None of this addresses the main issue: You don't actually know anything about Aftonbadet's reporting other than the snippets that Bjorkman -a crank with an obvious axe to grind, a beef with the shipping industry that never granted him the success he felt he deserved, and a track record of misrepresenting what others have said -has chosen to show you. You don't know what context or qualification those ellipses hide, nor do you know whether there were errata or updates published on subsequent days. And you don't know what other, more prestigious newspapers, reported on the same event. And it hasn't occurred to you that this is a problem.


Actually, this particular piece of dissembling from Vixen does cause me problems. It's one thing for her to be so hopelessly inept at any of the required scientific (and other) disciplines that her attempts at analysis and deduction are beyond-laughable in their wrongness. I don't even mind when she doubles down on wrong in a pitiful attempt to avoid admitting any form of mistake.

But.... when comes to this whole business, I start to get a little annoyed. When someone vehemently insists that she's totally decoupled from a nutter conspiracy theorist, and when that same someone posts what purport to be her own presentation of contemporaneous newspaper articles.... but then it turns out that this person has actually been supping at the table of this nutter conspiracy theorist all along, and presenting that CTer's massaged versions of newspaper reports as her own....

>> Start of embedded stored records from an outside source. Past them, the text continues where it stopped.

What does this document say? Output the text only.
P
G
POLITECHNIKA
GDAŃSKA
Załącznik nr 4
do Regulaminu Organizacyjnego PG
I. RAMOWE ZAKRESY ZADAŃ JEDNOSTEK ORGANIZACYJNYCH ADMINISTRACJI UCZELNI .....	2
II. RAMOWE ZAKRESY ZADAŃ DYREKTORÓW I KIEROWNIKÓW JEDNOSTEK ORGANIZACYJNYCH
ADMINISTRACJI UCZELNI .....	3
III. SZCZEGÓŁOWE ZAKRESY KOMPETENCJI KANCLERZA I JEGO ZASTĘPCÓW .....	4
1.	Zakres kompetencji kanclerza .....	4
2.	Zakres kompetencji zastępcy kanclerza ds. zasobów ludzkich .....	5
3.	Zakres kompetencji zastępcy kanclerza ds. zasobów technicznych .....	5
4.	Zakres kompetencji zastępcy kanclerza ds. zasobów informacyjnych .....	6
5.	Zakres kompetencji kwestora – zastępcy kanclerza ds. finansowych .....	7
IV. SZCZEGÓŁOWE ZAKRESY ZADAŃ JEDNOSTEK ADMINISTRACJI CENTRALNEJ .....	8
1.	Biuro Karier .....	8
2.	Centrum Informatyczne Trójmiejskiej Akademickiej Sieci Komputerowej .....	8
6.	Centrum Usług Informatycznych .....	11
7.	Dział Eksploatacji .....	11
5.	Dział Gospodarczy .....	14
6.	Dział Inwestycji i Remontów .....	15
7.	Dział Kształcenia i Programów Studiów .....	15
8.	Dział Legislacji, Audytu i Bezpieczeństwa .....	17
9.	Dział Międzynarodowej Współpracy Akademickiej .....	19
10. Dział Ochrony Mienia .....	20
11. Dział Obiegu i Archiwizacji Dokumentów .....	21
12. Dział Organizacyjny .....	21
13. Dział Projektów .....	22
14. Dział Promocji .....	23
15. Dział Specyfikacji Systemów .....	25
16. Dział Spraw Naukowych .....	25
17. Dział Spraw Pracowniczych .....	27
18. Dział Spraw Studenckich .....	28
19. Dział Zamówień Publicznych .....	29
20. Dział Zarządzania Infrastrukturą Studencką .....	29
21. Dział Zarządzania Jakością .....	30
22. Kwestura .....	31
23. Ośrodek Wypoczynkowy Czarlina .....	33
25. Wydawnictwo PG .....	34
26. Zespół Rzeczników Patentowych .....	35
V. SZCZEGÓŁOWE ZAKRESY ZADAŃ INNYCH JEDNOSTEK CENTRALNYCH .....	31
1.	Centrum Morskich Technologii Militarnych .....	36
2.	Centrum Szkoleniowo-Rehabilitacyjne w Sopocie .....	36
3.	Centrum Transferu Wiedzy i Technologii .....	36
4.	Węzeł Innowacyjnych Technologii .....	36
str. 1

....well that smacks to me of conspicuous intellectual dishonesty of a particularly invidious kind, over a pretty sustained period. Frankly, Vixen's "opinions" (and I use inverted commas because they're not really her opinions - they're that nutter Bjorkman's) have no place in a reasonable debate among reasonable people.
 
If you have ever researched history you will have discovered they are an excellent source. When researching WWII, I found no shortage of books on the topic. Unfortunately, despite having attractive covers and five-star write ups, I found it impossible to get beyond page 18 of most of them as they all had the same turgid style of listing events like a school textbook. So I visited the British Newspaper library. The daily on-the-spot TIMES newspaper report on the Battle of Stalingrad, together with maps and charts brought it to life for me. They even had reporters on the German front line, who must have been British secret agents to have infiltrated it in the first place.

I still have the news clippings, actually.

I don't want to go off topic, but I certainly do have one piece where the TIMES reporter reports back on what the ordinary German soldiers are saying about the British, as per eavesdropping.

I will not be going through my archives to satisfy your frivolous request.

There was a regular column called 'through German eyes'. One example is as attached.

As you can glean, newspapers then were excellent sources of research.


OK, I’ve now gone through all the ‘Through German Eyes’ columns contemporary with the battle of Stalingrad (and up to about a month after the surrender), and all the later ones that mention Stalingrad. All are round-ups of the German (and sometimes other countries) media, reports of speeches by the German leadership, etc.

None of them contains comment from “ordinary German soldiers”, or supports your claim of Times reporters going undercover as spies embedded in the German army.